Sondierung nach Max Weber

16. November 2017


Der Soziologe Max Weber vertrat in einer Rede (Politik als Beruf, 1919) die Auffassung, es gebe eine letzte, argumentativ nicht mehr entscheidbare Alternative zwischen zwei moraltheoretischen Grundtypen, nämlich die Unterteilung in Gesinnungsethik und Verantwortungsethik. Menschen sind entweder Gesinnungsethiker oder Verantwortungsethiker und können sich für diese Grundentscheidung nicht mehr rechtfertigen.
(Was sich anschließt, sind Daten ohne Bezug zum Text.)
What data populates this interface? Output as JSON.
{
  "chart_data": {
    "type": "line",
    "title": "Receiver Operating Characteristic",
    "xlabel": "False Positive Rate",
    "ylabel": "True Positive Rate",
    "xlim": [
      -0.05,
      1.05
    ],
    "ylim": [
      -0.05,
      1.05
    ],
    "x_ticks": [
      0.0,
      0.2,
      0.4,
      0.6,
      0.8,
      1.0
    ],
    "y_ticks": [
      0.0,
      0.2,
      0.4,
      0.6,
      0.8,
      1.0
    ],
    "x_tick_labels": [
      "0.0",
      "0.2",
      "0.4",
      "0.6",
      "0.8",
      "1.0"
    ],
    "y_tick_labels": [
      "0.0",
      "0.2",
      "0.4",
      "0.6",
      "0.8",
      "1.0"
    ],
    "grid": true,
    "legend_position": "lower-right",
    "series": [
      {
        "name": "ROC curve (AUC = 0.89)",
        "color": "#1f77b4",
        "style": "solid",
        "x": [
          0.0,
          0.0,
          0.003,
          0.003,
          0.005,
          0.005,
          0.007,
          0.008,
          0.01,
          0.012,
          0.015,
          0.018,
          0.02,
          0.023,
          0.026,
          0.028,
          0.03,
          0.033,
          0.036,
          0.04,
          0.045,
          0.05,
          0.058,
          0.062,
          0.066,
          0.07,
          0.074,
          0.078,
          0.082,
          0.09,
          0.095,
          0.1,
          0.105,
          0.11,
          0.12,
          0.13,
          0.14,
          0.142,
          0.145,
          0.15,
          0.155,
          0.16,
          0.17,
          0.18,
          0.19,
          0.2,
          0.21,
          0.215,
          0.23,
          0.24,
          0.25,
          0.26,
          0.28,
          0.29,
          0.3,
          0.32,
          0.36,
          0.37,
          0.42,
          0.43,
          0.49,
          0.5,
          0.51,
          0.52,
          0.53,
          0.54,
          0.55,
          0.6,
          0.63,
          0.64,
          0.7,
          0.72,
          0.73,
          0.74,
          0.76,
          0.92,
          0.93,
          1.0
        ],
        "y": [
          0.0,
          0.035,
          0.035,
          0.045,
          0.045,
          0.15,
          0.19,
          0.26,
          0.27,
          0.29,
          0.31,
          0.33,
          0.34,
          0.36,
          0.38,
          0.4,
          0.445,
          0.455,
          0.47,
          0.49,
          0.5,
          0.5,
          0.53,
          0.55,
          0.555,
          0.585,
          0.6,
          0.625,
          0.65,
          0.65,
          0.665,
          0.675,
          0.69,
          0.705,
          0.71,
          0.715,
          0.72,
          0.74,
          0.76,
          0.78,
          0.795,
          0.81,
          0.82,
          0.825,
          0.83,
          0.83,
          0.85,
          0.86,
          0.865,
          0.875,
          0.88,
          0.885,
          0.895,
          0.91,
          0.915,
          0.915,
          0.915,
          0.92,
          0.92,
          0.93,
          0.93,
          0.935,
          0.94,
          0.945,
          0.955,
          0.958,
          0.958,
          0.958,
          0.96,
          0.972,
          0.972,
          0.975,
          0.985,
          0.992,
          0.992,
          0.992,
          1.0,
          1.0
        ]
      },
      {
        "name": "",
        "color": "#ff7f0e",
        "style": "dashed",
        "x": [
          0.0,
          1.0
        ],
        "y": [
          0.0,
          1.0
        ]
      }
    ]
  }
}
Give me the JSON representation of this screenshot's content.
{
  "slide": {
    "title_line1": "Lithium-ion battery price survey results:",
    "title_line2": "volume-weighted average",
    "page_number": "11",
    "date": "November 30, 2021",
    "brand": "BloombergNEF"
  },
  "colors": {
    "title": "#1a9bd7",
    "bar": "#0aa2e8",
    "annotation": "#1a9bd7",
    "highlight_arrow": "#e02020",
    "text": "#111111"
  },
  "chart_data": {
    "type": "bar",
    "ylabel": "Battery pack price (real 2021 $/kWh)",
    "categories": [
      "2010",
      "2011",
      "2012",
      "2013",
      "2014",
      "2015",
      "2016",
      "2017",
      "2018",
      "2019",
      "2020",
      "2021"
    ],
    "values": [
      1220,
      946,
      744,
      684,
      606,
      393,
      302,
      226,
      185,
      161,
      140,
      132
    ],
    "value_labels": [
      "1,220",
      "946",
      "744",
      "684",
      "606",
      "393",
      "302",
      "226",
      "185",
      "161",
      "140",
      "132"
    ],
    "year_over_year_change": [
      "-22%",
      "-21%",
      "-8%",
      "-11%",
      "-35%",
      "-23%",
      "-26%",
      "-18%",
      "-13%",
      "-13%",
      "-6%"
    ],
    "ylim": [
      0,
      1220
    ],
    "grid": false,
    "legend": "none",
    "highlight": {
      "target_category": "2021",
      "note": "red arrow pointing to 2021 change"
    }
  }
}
Als Verantwortungsethiker bezeichnete Weber denjenigen, der bei seinem Handeln die Gesamtheit der Folgen seines Handelns bedenkt und der die Bewertung dieser Folgen zum Maßstab seiner Entscheidung macht, also konsequentialistisch argumentiert, mit Begriffen wie Nutzen, Situation, Abwägung, geringeres Übel und Bezugsrahmen.

Gesinnungsethiker nannte er hingegen denjenigen, der bestimmte Handlungen kontextunabhängig als moralisch oder unmoralisch qualifiziert, also ohne Rücksicht auf die Folgen bestimmter Handlungen oder Unterlassungen das tut, was er für das sittlich Gebotene hält, also deontologisch argumentiert, mit Begriffen wie Prinzip, Pflicht, Absolutheit und Unbedingtheit.

Die Gesinnungsethik nennt Weber auch die Ethik des Heiligen und die Verantwortungsethik die Ethik des Politikers. Es ist nun an unseren Politikern zu zeigen, dass sie begriffen haben, dass es ihnen um die Verantwortung, nicht um die Gesinnung gehen sollte. Wir brauchen keine Regierung der makellosen und unangefochtenen Heiligen (das können politisch Verantwortliche ohnehin nur selten sein), sondern eine der um den Kompromiss ringenden Politiker, die Verantwortung übernehmen für das Volk, das sie durch freie Wahlen dahin gebracht hat, wo sie jetzt sind.